Nel corso del XV sec. emersero ulteriori problemi; gli studiosi cominciarono a chiedersi se, per esempio, il meridiano per il calcolo esatto della Pasqua fosse quello di Gerusalemme o quello di Roma, e cominciarono a pensare seriamente di abbandonare le vecchie convenzioni per adottare le esatte posizioni del Sole e della Luna. Così fecero Giovanni di Gmunden a Vienna e il grande astronomo umanista Regiomontano (1436-1476). Quest'ultimo fu invitato a Roma da papa Sisto IV allo scopo di riformare il calendario, ma morì poco dopo il suo arrivo. Altri tentativi si ebbero nei secoli successivi, alcuni dei quali per opera dell'astronomo e astrologo Paolo di Middelburg. Né il V Concilio del Laterano né il Concilio di Trento riuscirono a portare a compimento la riforma, e soltanto con la riforma gregoriana del 1582, molto tempo dopo la divisione delle chiese protestanti, i molteplici sforzi di un ristretto gruppo di astronomi finalmente ebbero un risultato.
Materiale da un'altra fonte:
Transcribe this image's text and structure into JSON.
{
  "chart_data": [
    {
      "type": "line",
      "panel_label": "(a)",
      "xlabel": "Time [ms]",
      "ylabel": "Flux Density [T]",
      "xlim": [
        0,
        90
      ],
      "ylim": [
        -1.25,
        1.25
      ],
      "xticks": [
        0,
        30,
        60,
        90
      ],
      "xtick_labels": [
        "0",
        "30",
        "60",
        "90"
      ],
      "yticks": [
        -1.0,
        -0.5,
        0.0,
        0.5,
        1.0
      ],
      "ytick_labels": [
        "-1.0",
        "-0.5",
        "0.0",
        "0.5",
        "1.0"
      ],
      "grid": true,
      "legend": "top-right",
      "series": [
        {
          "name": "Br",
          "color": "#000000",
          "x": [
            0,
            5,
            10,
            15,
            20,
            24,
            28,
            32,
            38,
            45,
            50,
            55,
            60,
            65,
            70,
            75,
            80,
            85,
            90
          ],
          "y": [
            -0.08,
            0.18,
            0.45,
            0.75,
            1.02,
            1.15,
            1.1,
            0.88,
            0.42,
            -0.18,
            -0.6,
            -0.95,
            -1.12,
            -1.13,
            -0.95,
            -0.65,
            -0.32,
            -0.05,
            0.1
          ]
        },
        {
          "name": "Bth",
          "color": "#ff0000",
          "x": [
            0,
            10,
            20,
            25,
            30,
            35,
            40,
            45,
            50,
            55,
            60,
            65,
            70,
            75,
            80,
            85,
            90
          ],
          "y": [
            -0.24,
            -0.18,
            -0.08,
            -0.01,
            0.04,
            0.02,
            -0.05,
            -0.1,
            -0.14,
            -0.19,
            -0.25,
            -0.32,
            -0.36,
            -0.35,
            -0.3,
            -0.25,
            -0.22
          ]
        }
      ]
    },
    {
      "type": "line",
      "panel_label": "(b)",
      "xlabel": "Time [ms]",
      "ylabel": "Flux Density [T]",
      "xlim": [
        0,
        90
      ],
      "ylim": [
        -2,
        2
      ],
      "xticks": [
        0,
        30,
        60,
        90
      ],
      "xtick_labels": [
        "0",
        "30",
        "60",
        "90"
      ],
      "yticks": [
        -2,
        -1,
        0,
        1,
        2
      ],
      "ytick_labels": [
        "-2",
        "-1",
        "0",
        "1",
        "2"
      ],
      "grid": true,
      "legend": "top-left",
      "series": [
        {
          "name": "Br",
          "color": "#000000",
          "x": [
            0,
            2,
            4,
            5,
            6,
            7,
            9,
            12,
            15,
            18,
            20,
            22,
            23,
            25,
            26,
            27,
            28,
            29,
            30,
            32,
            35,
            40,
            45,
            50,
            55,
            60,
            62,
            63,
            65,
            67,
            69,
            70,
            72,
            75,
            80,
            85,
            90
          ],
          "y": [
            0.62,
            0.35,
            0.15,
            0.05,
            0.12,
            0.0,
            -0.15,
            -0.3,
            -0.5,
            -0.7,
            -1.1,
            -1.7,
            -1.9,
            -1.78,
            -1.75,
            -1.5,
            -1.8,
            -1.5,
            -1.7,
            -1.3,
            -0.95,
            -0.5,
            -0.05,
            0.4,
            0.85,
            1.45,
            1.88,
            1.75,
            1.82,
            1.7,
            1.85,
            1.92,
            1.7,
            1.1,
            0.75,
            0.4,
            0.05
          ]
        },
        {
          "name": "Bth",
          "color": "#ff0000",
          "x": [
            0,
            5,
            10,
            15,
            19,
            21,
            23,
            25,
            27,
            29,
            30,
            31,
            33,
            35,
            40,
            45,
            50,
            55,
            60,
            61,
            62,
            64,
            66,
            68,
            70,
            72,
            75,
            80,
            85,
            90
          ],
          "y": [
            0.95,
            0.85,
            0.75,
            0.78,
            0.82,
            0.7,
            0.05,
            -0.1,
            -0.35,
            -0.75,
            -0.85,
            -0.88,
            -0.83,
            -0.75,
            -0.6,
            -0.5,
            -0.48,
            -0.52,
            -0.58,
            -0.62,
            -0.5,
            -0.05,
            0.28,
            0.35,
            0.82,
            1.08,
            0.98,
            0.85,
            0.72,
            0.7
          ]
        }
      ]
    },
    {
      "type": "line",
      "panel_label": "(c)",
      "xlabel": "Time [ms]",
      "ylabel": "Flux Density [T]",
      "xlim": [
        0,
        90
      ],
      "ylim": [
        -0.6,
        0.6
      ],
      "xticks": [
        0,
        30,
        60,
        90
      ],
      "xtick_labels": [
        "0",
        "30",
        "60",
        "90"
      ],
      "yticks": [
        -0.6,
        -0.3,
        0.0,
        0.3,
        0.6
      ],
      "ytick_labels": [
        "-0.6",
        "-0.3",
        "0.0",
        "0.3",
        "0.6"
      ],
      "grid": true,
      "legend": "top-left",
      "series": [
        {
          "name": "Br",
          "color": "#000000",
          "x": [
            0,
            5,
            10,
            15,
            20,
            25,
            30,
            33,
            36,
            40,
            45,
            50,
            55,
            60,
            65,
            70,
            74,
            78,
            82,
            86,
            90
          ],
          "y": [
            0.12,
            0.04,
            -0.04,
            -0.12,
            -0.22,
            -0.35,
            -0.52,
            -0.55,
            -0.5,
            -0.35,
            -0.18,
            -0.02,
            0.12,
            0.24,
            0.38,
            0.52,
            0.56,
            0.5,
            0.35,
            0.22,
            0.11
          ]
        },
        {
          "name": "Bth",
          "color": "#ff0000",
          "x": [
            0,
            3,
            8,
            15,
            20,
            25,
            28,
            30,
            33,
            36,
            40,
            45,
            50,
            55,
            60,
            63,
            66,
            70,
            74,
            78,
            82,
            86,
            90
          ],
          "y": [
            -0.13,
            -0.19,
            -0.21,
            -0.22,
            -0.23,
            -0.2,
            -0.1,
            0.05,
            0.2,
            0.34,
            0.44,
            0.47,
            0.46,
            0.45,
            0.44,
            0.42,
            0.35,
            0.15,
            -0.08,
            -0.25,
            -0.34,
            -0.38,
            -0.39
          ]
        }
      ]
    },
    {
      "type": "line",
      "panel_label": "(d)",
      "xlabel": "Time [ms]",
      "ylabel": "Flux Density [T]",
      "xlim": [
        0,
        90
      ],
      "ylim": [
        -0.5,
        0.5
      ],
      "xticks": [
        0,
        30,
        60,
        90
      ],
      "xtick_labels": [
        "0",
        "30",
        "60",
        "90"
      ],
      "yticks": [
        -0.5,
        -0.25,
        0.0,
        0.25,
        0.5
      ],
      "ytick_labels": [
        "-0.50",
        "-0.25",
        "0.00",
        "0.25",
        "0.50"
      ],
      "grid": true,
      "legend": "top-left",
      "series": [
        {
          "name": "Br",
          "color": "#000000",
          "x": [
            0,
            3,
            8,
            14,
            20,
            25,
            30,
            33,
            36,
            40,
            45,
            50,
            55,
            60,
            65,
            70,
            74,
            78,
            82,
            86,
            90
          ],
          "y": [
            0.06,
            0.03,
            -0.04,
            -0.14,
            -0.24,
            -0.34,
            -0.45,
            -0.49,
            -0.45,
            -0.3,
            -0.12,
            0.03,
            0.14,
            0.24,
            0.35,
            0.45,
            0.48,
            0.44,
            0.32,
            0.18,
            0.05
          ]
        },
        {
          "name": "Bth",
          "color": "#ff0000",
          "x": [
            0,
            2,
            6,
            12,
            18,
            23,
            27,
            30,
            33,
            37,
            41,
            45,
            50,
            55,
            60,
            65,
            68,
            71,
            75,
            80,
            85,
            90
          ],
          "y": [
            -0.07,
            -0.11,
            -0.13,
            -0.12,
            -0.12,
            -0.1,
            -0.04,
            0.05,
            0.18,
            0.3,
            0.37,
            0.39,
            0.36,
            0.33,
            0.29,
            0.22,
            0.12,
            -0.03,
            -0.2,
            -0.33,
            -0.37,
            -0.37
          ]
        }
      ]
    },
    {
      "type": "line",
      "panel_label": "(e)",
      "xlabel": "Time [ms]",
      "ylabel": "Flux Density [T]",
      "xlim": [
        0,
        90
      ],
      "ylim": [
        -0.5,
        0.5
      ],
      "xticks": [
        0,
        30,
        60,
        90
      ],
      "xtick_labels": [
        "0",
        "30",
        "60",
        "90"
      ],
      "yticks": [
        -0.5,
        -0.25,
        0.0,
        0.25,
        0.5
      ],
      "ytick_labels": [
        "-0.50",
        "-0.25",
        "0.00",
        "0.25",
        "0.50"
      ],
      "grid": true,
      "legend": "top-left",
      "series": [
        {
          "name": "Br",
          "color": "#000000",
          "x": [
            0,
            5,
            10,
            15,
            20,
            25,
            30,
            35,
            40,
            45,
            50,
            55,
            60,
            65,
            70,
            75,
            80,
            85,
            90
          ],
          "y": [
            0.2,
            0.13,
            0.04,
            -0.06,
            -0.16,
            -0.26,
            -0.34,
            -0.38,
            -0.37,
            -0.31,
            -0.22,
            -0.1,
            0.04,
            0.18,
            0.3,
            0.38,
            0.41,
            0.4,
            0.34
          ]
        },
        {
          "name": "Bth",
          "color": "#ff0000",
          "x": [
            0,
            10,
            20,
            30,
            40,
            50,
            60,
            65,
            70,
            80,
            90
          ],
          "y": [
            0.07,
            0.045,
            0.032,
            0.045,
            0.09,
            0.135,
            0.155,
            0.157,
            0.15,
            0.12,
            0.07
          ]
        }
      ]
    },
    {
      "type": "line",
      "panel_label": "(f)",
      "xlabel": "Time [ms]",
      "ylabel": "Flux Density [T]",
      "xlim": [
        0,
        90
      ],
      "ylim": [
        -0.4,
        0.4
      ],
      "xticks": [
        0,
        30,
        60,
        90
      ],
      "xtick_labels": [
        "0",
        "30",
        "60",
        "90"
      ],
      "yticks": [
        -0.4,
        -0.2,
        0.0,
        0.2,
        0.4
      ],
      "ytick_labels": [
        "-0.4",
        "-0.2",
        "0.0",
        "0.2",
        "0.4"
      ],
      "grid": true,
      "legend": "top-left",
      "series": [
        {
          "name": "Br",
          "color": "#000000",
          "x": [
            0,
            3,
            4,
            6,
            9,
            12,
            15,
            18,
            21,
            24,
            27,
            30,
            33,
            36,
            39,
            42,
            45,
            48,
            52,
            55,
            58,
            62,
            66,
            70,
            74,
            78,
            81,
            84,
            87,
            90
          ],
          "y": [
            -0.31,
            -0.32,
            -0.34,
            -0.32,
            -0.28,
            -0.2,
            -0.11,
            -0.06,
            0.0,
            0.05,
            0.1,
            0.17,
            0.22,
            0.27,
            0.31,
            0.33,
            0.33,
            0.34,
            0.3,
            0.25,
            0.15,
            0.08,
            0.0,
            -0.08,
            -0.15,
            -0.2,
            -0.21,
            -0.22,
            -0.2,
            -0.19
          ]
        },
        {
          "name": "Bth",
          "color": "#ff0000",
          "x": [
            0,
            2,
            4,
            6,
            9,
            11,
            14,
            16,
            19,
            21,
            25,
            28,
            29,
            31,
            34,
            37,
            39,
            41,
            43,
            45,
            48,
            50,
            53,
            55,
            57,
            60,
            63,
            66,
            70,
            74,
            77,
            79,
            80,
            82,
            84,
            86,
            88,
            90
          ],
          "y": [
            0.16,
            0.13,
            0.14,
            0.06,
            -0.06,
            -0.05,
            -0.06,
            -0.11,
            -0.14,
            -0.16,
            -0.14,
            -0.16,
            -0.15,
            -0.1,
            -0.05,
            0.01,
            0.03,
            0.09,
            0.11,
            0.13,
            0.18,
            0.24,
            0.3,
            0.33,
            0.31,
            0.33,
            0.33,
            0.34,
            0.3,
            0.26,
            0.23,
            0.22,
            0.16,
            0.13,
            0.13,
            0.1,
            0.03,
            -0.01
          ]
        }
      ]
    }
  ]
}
Nel complesso, nel Medioevo l'interesse di tipo non religioso per il calendario ebbe poco peso; gli astronomi soltanto in rari casi osarono metterne in discussione la struttura di base. In tutto questo periodo, infatti, nell'Europa occidentale il problema del calendario, sebbene fondato su un'astronomia elementare, era sentito soprattutto come un problema di carattere ecclesiastico, e lo rimase ancora per lungo tempo.
di Uta Lindgren
L'orizzonte geografico
Mentre i viaggi in Terra Santa erano ancora in corso, l'attenzione, soprattutto nel periodo che va dal XIII al XV sec., fu rivolta più a oriente, dove le dominazioni mongole avevano reso possibili i viaggi e in qualche modo li avevano persino facilitati. La famiglia Polo e diversi missionari consegnarono le loro esperienze di viaggio a resoconti il cui contenuto geografico, tuttavia, divenne significativo soltanto a partire dagli inizi del XV secolo.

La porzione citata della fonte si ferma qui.